3. The Exterior Gateway Protocol is a more recent replacement for BGP

NAT

• One technology which is being used to try to get around the problem of 4 byte IP addresses without having to make as big a change as IPv6 is NAT (Network Address Translation).
• The idea is that each company has a single IP address for internet traffic.
• Within the company each machine gets a unique IP address, which can be used to route traffic within the companies network.
• When a packet exits the company to go to an ISP, an address translation takes place.
• Three ranges of IP address are declared as private and no packets with these addresses are allowed on the internet:
  • 10.0.0.0 -- 10.255.255.255/8 (16millionish hosts)
  • 172.16.0.0 -- 172.31.255.255/12 (1millionish hosts)
  • 192.168.0.0 -- 192.168.255.255/16 (65thousandish hosts)
• Recall (or know for the first time) in IP a 0 octet refers to the current network, and -1 (255) is used to broadcast to all hosts, so not all of these addresses are usable.

More on NAT

• When a packet is sent through a NAT box the internal source IP address is converted to the companies IP address.
• The source port address of the packet is replaced by a new source port.
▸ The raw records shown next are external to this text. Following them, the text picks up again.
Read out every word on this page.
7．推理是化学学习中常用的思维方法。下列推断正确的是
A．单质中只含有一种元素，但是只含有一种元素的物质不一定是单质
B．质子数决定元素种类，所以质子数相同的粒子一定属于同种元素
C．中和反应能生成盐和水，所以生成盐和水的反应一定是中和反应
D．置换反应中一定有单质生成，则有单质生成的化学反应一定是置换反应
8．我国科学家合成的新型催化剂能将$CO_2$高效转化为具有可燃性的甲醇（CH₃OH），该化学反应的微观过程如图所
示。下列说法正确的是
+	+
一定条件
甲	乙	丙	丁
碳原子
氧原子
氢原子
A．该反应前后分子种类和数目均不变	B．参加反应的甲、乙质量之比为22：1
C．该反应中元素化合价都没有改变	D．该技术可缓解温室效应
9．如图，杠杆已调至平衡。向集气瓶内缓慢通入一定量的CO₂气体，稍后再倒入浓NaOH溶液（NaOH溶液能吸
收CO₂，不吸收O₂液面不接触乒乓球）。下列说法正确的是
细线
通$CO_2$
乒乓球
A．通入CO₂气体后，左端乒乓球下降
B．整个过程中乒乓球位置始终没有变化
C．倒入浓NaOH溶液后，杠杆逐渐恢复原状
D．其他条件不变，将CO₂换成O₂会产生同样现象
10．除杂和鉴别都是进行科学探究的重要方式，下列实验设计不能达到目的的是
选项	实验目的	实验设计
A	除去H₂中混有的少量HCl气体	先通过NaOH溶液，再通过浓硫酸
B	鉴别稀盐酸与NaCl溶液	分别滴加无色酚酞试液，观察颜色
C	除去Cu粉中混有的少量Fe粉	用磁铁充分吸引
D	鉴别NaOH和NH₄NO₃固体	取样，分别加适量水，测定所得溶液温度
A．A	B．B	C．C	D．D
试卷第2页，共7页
The NAT box has a table consisting of entries (internal IP, internal source port, external source port).
• When a packet comes into the NAT Box from outside the company the reverse conversion is done.
• NAT has many problems: (1) each IP no longer corresponds to a unique machine, (2) makes internet less connectionless, (3) network and transport layer no longer independent, (4) some apps insert the IP address into the data and these will fail if NAT is used (for example, FTP).

Multicast

• Sometimes we would like to send data to many but not all hosts on the internet (live concert, video conferences, etc)
• In which case we would like to use multicast.
• IP multicast is a many-to-many model based on the concept of multicast groups.
• It is sometimes called Any Source Multicast (ASM).
• Each such group has its own multicast address.
• Any host can send to such an address. i.e., they don't have to be members of that group.
• The IP packet is just labeled with destination as the multicast address.
• Different implementation of IP multicast have been done.
• The original implementation of IP multicast was supplemented by a form of one-to-many multicast called Source Specific Multicast (SSM).
• In this, a receiving host would specify both a multicast group and a specific sending host.
• A host signals its desire to join or leave multicast groups by communicating with its local router using the Internet Group Management Protocol (IGMP) in IPv4 or Multicast Listener Discovery in IPv6.

Multicast Addresses

• In both IPv4 (first octet begins with 224) and IPv6 (top byte 255) a portion of the address space is reserved for multicast addresses.
• There are 28 bits of possible multicast addresses in IPv4
• Ethernet multicast addresses have 23 bits when the shared prefix is ignored.
• When mapping to Ethernet the high 5 bits are ignored. So there are 32 addresses which will map to the same Ethernet multicast address.
• When a host on an Ethernet joins an IP multicast group, it configures its Ethernet interface to receive any packets with the corresponding Ethernet multicast address.
• The IP at the receiving layer then determines if the packet was truely destined to the multicast group to which the host belonged.
• Next day we will look at some different techniques for multicast routing.